Big losers in the Worldmax debacle: Intel Capital and Greenfield Capital Partners

Worldmax paid €4 million for the license and its investors – Intel Capital and Enertel Holding – had put in around €30 million ($37 million) to launch the network. Greenfield Capital Partners, an 80 percent owner of Enertel Holding, stands to lose €12 million. Intel even put in more money in 2009.

Would Worldmax have succeeded anyway?

I don’t think the military was its most serious problem.
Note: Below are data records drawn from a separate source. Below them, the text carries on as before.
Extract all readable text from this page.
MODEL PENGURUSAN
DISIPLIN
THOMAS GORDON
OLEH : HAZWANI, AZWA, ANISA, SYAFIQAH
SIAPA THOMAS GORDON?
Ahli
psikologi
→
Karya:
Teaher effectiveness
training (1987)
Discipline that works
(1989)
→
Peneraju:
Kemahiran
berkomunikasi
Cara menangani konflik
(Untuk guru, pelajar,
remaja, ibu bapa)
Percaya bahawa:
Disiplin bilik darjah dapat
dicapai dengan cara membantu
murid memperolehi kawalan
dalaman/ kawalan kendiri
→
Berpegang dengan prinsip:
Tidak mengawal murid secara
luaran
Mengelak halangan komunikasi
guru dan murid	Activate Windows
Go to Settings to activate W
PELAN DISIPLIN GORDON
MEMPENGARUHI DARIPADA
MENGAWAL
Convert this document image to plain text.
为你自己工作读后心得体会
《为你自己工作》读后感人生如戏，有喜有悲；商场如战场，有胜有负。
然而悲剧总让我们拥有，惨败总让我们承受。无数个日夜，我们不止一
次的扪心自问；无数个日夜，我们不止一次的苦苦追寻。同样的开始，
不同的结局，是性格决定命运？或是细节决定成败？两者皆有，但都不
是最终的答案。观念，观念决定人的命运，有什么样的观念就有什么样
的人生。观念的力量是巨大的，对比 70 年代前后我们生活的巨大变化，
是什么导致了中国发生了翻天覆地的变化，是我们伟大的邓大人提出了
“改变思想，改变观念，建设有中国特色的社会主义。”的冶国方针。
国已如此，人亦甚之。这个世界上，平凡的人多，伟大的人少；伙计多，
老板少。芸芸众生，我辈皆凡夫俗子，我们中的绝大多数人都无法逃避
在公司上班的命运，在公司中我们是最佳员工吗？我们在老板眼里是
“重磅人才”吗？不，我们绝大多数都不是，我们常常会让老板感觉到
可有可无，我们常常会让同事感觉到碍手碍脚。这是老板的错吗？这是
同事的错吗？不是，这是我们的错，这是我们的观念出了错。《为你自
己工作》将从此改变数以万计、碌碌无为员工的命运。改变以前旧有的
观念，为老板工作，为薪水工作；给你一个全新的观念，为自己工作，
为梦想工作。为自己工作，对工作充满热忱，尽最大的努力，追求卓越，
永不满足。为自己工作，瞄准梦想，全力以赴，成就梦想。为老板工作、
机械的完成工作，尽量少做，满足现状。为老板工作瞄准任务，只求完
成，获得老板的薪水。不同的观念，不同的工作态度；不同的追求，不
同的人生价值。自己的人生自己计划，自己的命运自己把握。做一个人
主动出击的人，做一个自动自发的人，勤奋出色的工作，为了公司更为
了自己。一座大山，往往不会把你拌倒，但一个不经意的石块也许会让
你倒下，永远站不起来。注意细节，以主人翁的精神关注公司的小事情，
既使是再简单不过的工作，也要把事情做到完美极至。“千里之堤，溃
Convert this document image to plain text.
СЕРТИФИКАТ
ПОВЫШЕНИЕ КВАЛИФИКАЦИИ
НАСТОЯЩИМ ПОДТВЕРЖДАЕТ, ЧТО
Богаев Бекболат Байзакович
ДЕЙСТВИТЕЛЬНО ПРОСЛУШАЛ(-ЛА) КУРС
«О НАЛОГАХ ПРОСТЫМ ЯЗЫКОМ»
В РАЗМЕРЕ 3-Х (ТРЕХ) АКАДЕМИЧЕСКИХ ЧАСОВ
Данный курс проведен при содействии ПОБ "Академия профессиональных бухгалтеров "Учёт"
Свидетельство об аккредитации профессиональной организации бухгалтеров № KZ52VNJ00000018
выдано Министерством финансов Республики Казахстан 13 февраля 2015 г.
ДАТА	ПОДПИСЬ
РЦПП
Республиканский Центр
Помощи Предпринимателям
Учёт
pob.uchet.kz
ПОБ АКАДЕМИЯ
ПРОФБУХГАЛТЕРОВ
The lack of WiMAX devices, the availability of 3G service at reasonable prices, Worldmax’s failure to win one of the 2.6 GHz licenses, the economic crisis (leading people to cut down on their communications spending), the poor indoor reception and lack of roaming capability to other countries (the Netherlands is tiny; three hours drive and you are in Germany or Belgium) — all of these factors conspired to make WiMAX the least attractive wireless broadband solution. They were banking on getting customers outside Amsterdam but bear in mind that the Netherlands is a small, densely populated country with excellent DSL, cable and fiber broadband options, a lot of Wi-Fi networks, and HSDPA+ service at affordable rates. In its favor were high download speeds, but apparently that isn’t enough.

So unfortunately, Worldmax joins Freedom4 in the graveyard of European WiMAX operators. Adieu!